Enseignants : Serge Le Squer, Ian Simms

À l’ESADTPM, le Réseau se structure à partir de deux axes de travail prolongeant la problématique du séminaire Qu’est-ce qu’un espace blanc ? Figure de l’absent.

D’une part, il s’est manifesté par l’organisation d’une masterclass au MuCEM (Marseille, Mars 2017) avec l’écrivaine, commissaire et théoricienne culturelle Rasha Salti, autour de sa programmation Palestine : territoire, mémoire et projections.
Cette masterclass concernait les questions d’image, de fantasme et d’effacement à propos de la Palestine.

D’autre part, en parallèle avec les autres écoles du Réseau, une étude a été menée à partir des collections du Muséum d’histoire naturelle de Toulon.
Le groupe de six étudiant.e.s s’est plus particulièrement intéressé aux collections concernant les végétaux et les jardins «tropicaux».

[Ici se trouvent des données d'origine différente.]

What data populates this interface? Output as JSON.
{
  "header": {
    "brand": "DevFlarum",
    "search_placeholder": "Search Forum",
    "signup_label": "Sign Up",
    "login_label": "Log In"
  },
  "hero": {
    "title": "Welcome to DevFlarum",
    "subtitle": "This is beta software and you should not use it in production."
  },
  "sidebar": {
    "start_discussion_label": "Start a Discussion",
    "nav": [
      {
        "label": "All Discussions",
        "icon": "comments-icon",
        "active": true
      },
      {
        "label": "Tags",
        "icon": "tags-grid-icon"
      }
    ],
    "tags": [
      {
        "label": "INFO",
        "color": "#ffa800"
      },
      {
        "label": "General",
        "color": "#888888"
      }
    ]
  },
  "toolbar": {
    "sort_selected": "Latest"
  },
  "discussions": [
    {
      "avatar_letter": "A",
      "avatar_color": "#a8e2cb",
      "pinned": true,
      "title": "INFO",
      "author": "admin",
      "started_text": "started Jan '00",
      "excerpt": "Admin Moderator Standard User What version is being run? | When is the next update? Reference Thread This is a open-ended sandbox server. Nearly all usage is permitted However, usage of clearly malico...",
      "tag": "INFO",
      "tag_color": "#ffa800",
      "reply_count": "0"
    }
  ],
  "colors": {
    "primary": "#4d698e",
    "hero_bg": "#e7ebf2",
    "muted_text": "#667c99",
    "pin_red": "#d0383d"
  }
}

L’ESADTPM prolonge actuellement son étude sur les jardins et leur relation à l’histoire coloniale qu’ils soient jardins scientifiques ou jardins d’agréments : en quoi ces lieux, de par leur caractère hétérotopique, nous permettent-ils d’interroger le jardin comme image d’une puissance coloniale et d’une nature-image muséifiée et comment la mutation de ces lieux passant du jardin médicinal au jardin d’acclimatation puis au jardin d’agrément peuvent révéler une certaine relation au réel local et global ?

A l’occasion de visites et rendez-vous, les étudiant.e.s ont invité le groupe de Marseille à se joindre à leurs travaux et à échanger pendant ces temps partagés.

Rendez-vous organisés par le groupe de Toulon :
1/ visite de jardins :

– Jardin Alexandre (Toulon)
– Jardin des simples du fort Balaguier (La Seyne-sur-Mer)
– Parc Olbius-Riquier (ancienne annexe du jardin d’acclimatation de Paris, Hyères)
– Le Domaine du Rayol – Le Jardin des Méditerranées. Ce dernier a été réaménagé par Gilles Clément, et la visite s’est faite avec les étudiant.e.s de Marseille et de Toulon.

2/ Masterclass avec Rasha Salti au MuCEM (Marseille, 9 au 12 mars 2017) :

avec la participation d’étudiant.e.s des écoles d’art d’Aix-en-Provence, de Marseille, de Nice et de Toulon (37 participant.e.s dont 5 enseignant.e.s).

Outre ces moments locaux, le groupe de l’ESADTPM a participé à l’ensemble des rencontres collectives et a également organisé le workshop Eaux stagnantes avec l’artiste Ali Cherri (du 12 au 15 décembre 2017), accompagnée par la visite de l’exposition de Candice Lin qui avait lieu alors à Bétonsalon, Paris (avec la participation de 12 étudiant.e.s dont 2 d’Angers, 2 de Nice, 2 de Marseille et 6 de Toulon.)